Ma ha davvero ancora senso questo scontro?

Proviamo a mettere fine a questo spargimento di pixel. Quanti siamo su questo pianeta? Più di 6 miliardi? Beh, statisticamente è un numero sufficiente per dare come assunto di non essere 6 miliardi di fotocopie e che ognuno possa pensarla diversamente.

Mac o PC? È un parere personale.

È un parere personale perché le macchine basate su Windows e su OS X sono costruite partendo da due filosofie completamente diverse. Non c’è meglio o peggio, c’è quello che ci convince di più, che meglio si adatta alle nostre necessità. Quando lavoravo in Apple e mi capitava di chiacchierare con i clienti, più di una volta mi è successo di ascoltare le lamentele di alcuni di loro in merito a determinate politiche aziendali.

Prendo come esempio la rimozione del lettore/masterizzatore di cd e dvd da quasi tutti i Mac. C’è poco da incazzarsi. Se non sei d’accordo (e ne hai tutto il diritto) col fatto che delle volte la tecnologia per andare avanti abbia bisogno di scelte radicali, smettila di comprare prodotti Apple. L’azienda di Cupertino ha sempre fatto così e probabilmente sempre lo farà. Se vuoi comprare nel 2015 un computer con il floppy disk, non andare in un Apple Store a cercarlo.

Non è necessario farsi la guerra. Si tratta solo di un modo diverso di vedere la tecnologia.

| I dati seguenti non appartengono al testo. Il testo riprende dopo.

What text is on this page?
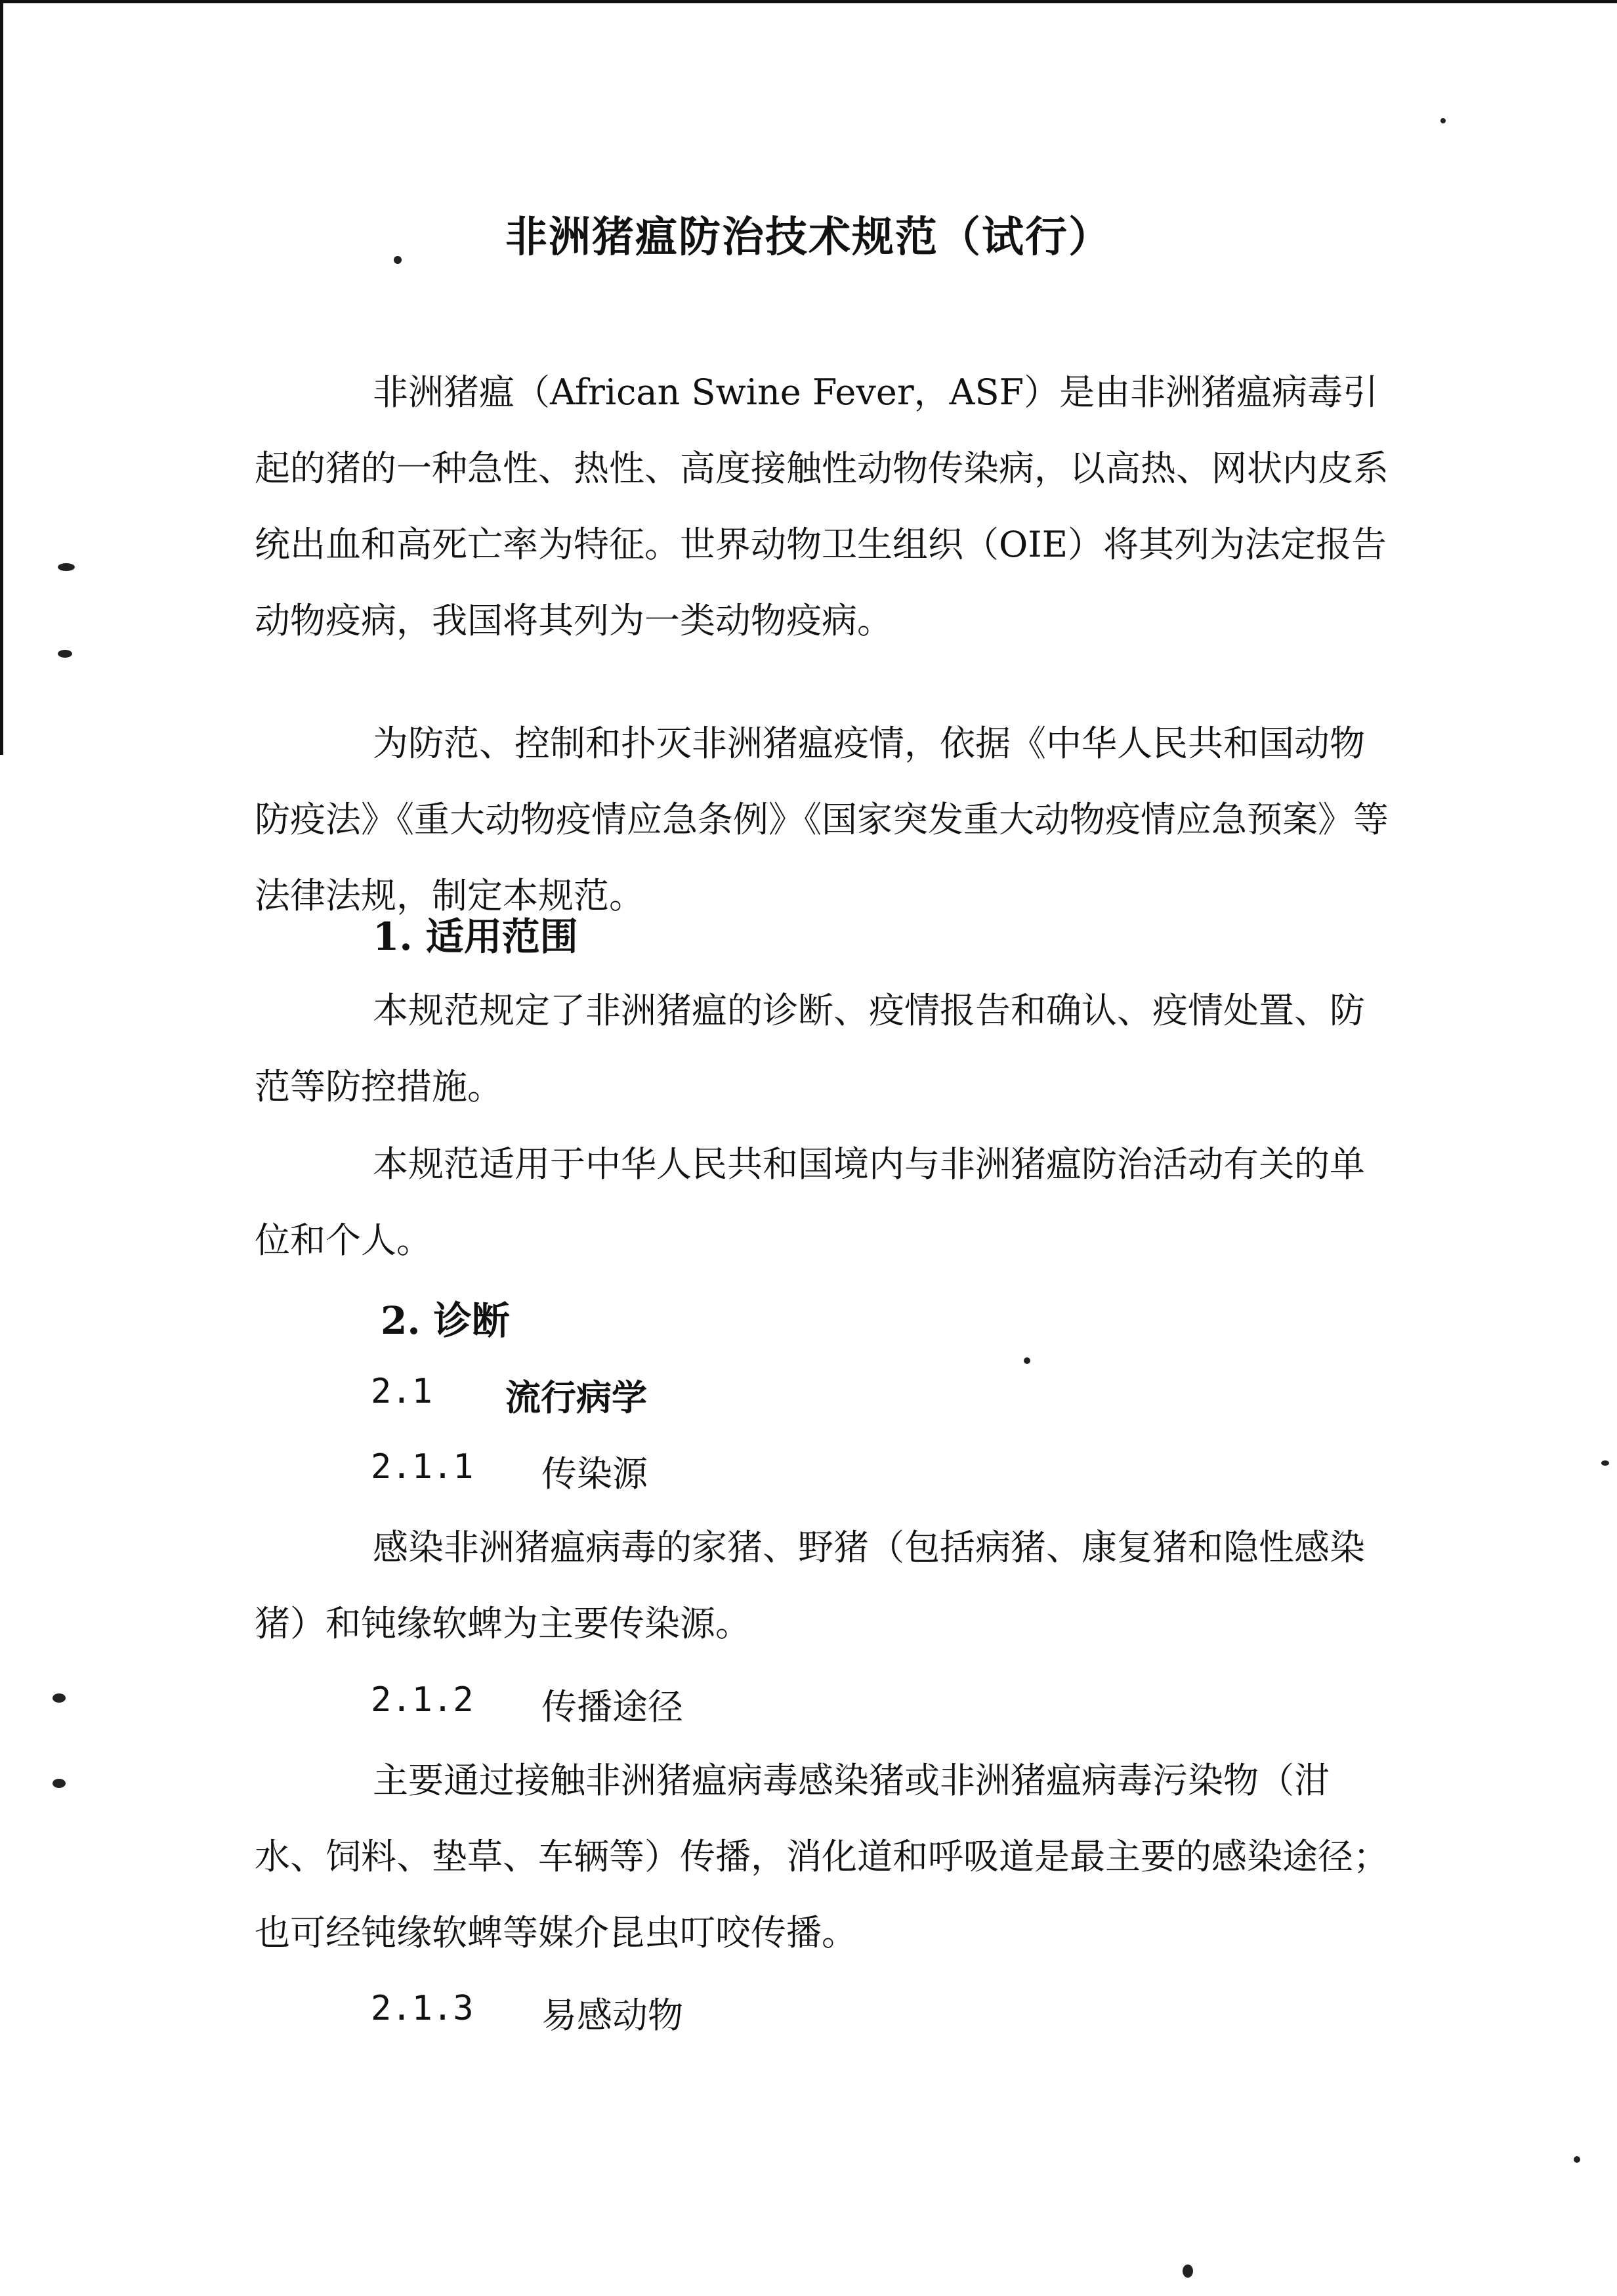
非洲猪瘟防治技术规范（试行）

非洲猪瘟（African Swine Fever，ASF）是由非洲猪瘟病毒引起的猪的一种急性、热性、高度接触性动物传染病，以高热、网状内皮系统出血和高死亡率为特征。世界动物卫生组织（OIE）将其列为法定报告动物疫病，我国将其列为一类动物疫病。

为防范、控制和扑灭非洲猪瘟疫情，依据《中华人民共和国动物防疫法》《重大动物疫情应急条例》《国家突发重大动物疫情应急预案》等法律法规，制定本规范。

1. 适用范围

本规范规定了非洲猪瘟的诊断、疫情报告和确认、疫情处置、防范等防控措施。

本规范适用于中华人民共和国境内与非洲猪瘟防治活动有关的单位和个人。

2. 诊断
2.1 流行病学
2.1.1 传染源

感染非洲猪瘟病毒的家猪、野猪（包括病猪、康复猪和隐性感染猪）和钝缘软蜱为主要传染源。

2.1.2 传播途径

主要通过接触非洲猪瘟病毒感染猪或非洲猪瘟病毒污染物（泔水、饲料、垫草、车辆等）传播，消化道和呼吸道是最主要的感染途径；也可经钝缘软蜱等媒介昆虫叮咬传播。

2.1.3 易感动物
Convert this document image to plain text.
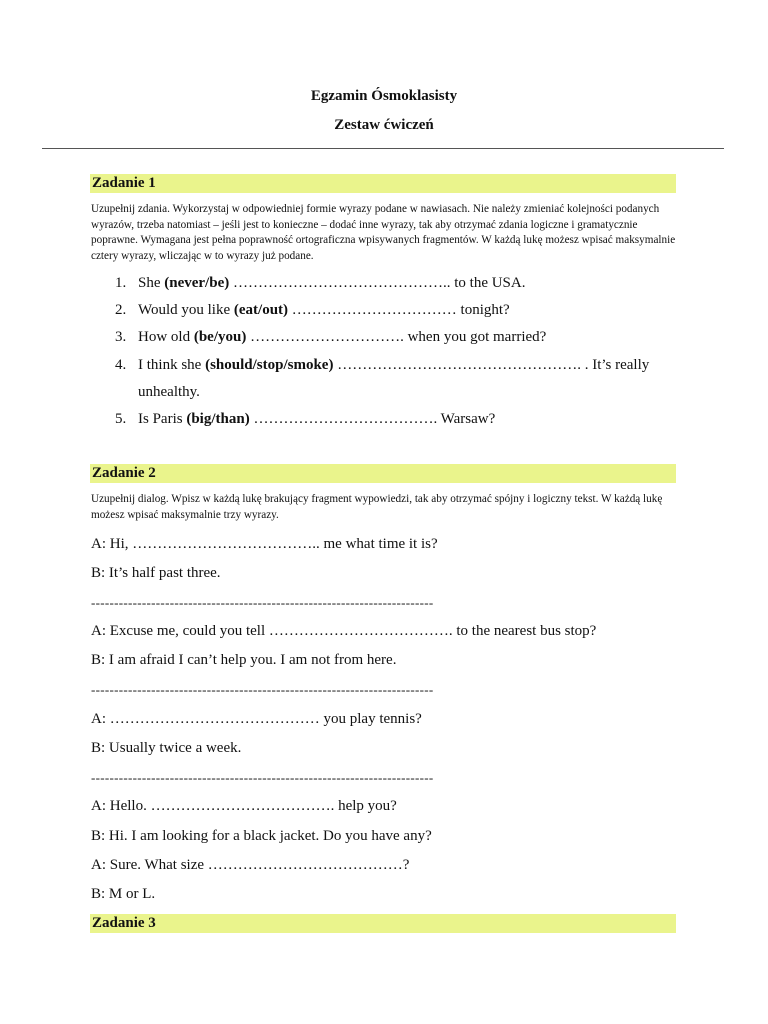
Egzamin Ósmoklasisty
Zestaw ćwiczeń
Zadanie 1
Uzupełnij zdania. Wykorzystaj w odpowiedniej formie wyrazy podane w nawiasach. Nie należy zmieniać kolejności podanych wyrazów, trzeba natomiast – jeśli jest to konieczne – dodać inne wyrazy, tak aby otrzymać zdania logiczne i gramatycznie poprawne. Wymagana jest pełna poprawność ortograficzna wpisywanych fragmentów. W każdą lukę możesz wpisać maksymalnie cztery wyrazy, wliczając w to wyrazy już podane.
1. She (never/be) …………………………………….. to the USA.
2. Would you like (eat/out) …………………………… tonight?
3. How old (be/you) …………………………. when you got married?
4. I think she (should/stop/smoke) …………………………………………. . It’s really unhealthy.
5. Is Paris (big/than) ………………………………. Warsaw?
Zadanie 2
Uzupełnij dialog. Wpisz w każdą lukę brakujący fragment wypowiedzi, tak aby otrzymać spójny i logiczny tekst. W każdą lukę możesz wpisać maksymalnie trzy wyrazy.
A: Hi, ……………………………….. me what time it is?
B: It’s half past three.
--------------------------------------------------------------------------
A: Excuse me, could you tell ………………………………. to the nearest bus stop?
B: I am afraid I can’t help you. I am not from here.
--------------------------------------------------------------------------
A: …………………………………… you play tennis?
B: Usually twice a week.
--------------------------------------------------------------------------
A: Hello. ………………………………. help you?
B: Hi. I am looking for a black jacket. Do you have any?
A: Sure. What size …………………………………?
B: M or L.
Zadanie 3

Dovremmo averlo capito… insomma, la morale è che non vado dal panettiere a comprare i cerchioni della macchina. Ognuno è fatto a modo proprio. Ognuno dà un valore diverso alle cose in base al proprio trascorso. Ci sono dei malfunzionamenti in Windows che mi fanno diventare isterico e che per tante altre persone sono dettagli trascurabili. Ci sono delle caratteristiche di OS X che mandano alcuni in bestia e che per me sono invece dei vantaggi.

Chi ha ragione? Nessuno, entrambi abbiamo un’opinione.

Vi starete probabilmente chiedendo, e chi mi conosce potrebbe sapere la risposta, "tu che stai scrivendo che computer hai?" Beh signori, io ho un Mac ed un PC. Con ognuno di loro faccio cose diverse in quanto reputo che determinate attività siano, per una svariata serie di motivi, più adatte ad una macchina piuttosto che all’altra.

Non gioco col mio MacBook Pro 15 Retina perché ogni volta che faccio partire qualcosa di 3D scalda così tanto da diventare una piastra su cui fare un barbecue coreano, e non lavoro con il mio PC fisso perché trovo che l’interfaccia di Windows sia meno ergonomica di quella di OS X. Questo, però, mi è costato quasi la metà del portatile Apple ed esegue i render 4 volte più velocemente, per cui è la mia prima scelta per tali attività. Se devo viaggiare, invece, il MacBook è ovviamente più indicato, anche perché non pesa una buona ventina di chili come il PC fisso.

Potrei andare avanti per pagine e pagine con questo genere di comparativi, ma il tutto si riassume nuovamente nella scelta, nella soggettività, nelle esigenze personali. E non serve farsi la guerra, basta solo accettare che esistono le opinioni e che ognuno ha esigenze diverse, non c'è per forza bisogno di prendere il metro e misurare chi ha il “computer” più grosso.